Rob Carr, File, Associated Press
FILE - In this Sept. 9, 2010, file photo, Maryland linebacker Demetrius Hartsfield watches from the sideline during the second half of an NCAA college football game against Florida International in College Park, Md. Hartsfield is affectionately called "Meat" by his coaches and teammates. To opposing quarterbacks, he's simply dangerous _ and a big reason why the Terrapins are ranked seventh in the nation in total defense.

COLLEGE PARK, Md. — It's no accident that Maryland linebacker Demetrius Hartsfield leads the nation's seventh-ranked defense in tackles and sacks.

Hartsfield — affectionately called "Meat" by his coaches and teammates — works hard on the practice field and in the weight room. He also spends hours each week studying film.

"I've learned that how you practice and how you prepare is how you play," Hartsfield said Tuesday. "As a young player you don't really understand that. It's crazy, because I've been told that since high school. But I don't think I realized that until end of my sophomore year here."

Hartsfield was honorable mention All-ACC last year, and this season he's playing even better. The 6-foot-2, 240-pounder has 43 tackles and three sacks for a unit that is allowing only 257.2 yards per game.

Hartsfield and the defense are a big reason why the Terrapins (3-2, 1-0 Atlantic Coast Conference) already have exceeded last year's win total.

"He studies the game," coach Randy Edsall said. "He'll put the time and effort into watching film. He wants to be good. I think that's one of the things that's very important. I can see a big difference in him from last year in the knowledge and the confidence that he has been playing with."

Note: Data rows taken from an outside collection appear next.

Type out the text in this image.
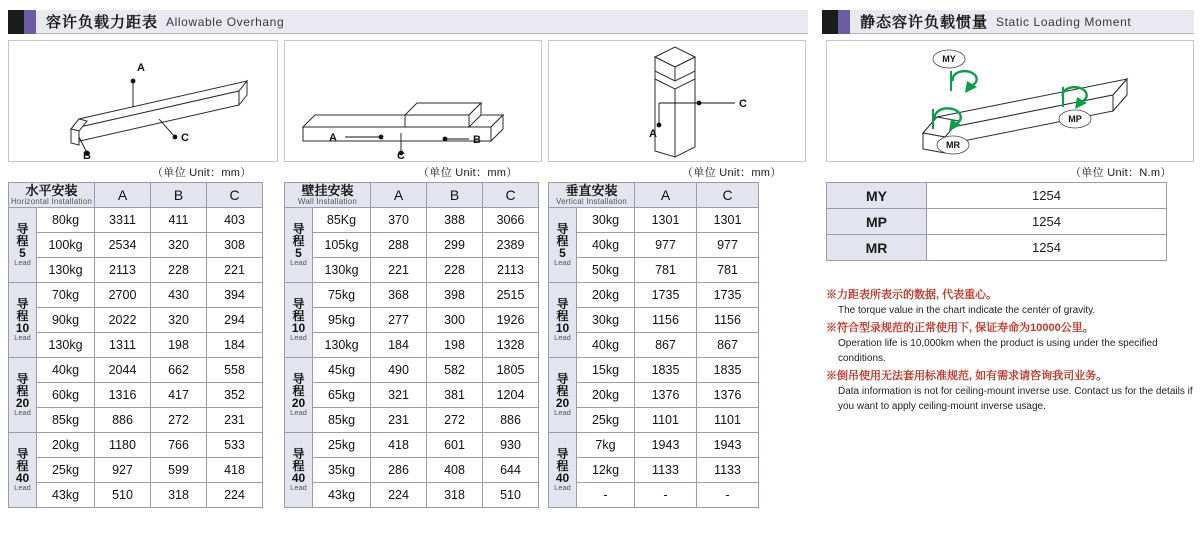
容许负载力距表 Allowable Overhang	静态容许负载惯量 Static Loading Moment
A
C
B
（单位 Unit：mm）
B
C
A
（单位 Unit：mm）
C
A
（单位 Unit：mm）
MY
MP
MR
（单位 Unit：N.m）
水平安装
Horizontal Installation		A	B	C

导
程
5
Lead	80kg	3311	411	403
	100kg	2534	320	308
	130kg	2113	228	221

导
程
10
Lead	70kg	2700	430	394
	90kg	2022	320	294
	130kg	1311	198	184

导
程
20
Lead	40kg	2044	662	558
	60kg	1316	417	352
	85kg	886	272	231

导
程
40
Lead	20kg	1180	766	533
	25kg	927	599	418
	43kg	510	318	224
壁挂安装
Wall Installation		A	B	C

导
程
5
Lead	85Kg	370	388	3066
	105kg	288	299	2389
	130kg	221	228	2113

导
程
10
Lead	75kg	368	398	2515
	95kg	277	300	1926
	130kg	184	198	1328

导
程
20
Lead	45kg	490	582	1805
	65kg	321	381	1204
	85kg	231	272	886

导
程
40
Lead	25kg	418	601	930
	35kg	286	408	644
	43kg	224	318	510
垂直安装
Vertical Installation		A	C

导
程
5
Lead	30kg	1301	1301
	40kg	977	977
	50kg	781	781

导
程
10
Lead	20kg	1735	1735
	30kg	1156	1156
	40kg	867	867

导
程
20
Lead	15kg	1835	1835
	20kg	1376	1376
	25kg	1101	1101

导
程
40
Lead	7kg	1943	1943
	12kg	1133	1133
	-	-	-
MY	1254
MP	1254
MR	1254
※力距表所表示的数据, 代表重心。
The torque value in the chart indicate the center of gravity.
※符合型录规范的正常使用下, 保证寿命为10000公里。
Operation life is 10,000km when the product is using under the specified conditions.
※倒吊使用无法套用标准规范, 如有需求请咨询我司业务。
Data information is not for ceiling-mount inverse use. Contact us for the details if you want to apply ceiling-mount inverse usage.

Hartsfield had 10 tackles in Saturday's 19-14 win over Wake Forest and sealed the victory with a fourth-down sack. After downing Demon Deacons quarterback Tanner Price on a fourth-and-15 with under a minute left, he celebrated the accomplishment with a display borrowed from teammate A.J. Francis.

"He had the gall to steal my sack dance," Francis said. "After we stopped Wake at the goal line earlier, I was making fun about of how he does this high step off the field like he's Deion Sanders. So after the sack, he does his high step and then my sack dance."

Hartsfield laughed when told of Francis' assertion.

"The only reason I did it is because he told me he was going to steal my celebration," Hartsfield said. "So I stole his."

Hartsfield had more reason to celebrate this week, because his performance against Wake Forest earned him honors as ACC linebacker of the week.

Off the field, Hartsfield also has an impressive resume. The fifth-year senior already has his diploma in criminal justice and is furthering his education this semester.

"God willing, I plan on playing in the NFL," he said. "The backup plan is helping juveniles."

Edsall describes Hartsfield as "a great guy to be around but quiet. He never gets too high, never gets too low. Very steady."

Hartsfield's demeanor takes a radical turn on game day.

"The majority of the time I'm pretty laid back," he said. "But my teammates know I'm a jokester, wild and crazy. On the field, I'm nasty, I talk junk the whole game."

The next challenge for Hartsfield and Maryland comes Saturday at Virginia (2-4, 0-2). Coming into the game, the Terrapins rank second in the ACC in total defense behind only Florida State.

"Yeah, but they played two easy teams (Murray State and Savannah State)," Hartsfield said. "I think we're in a good position to overtake them and become the No. 1 defense in the ACC."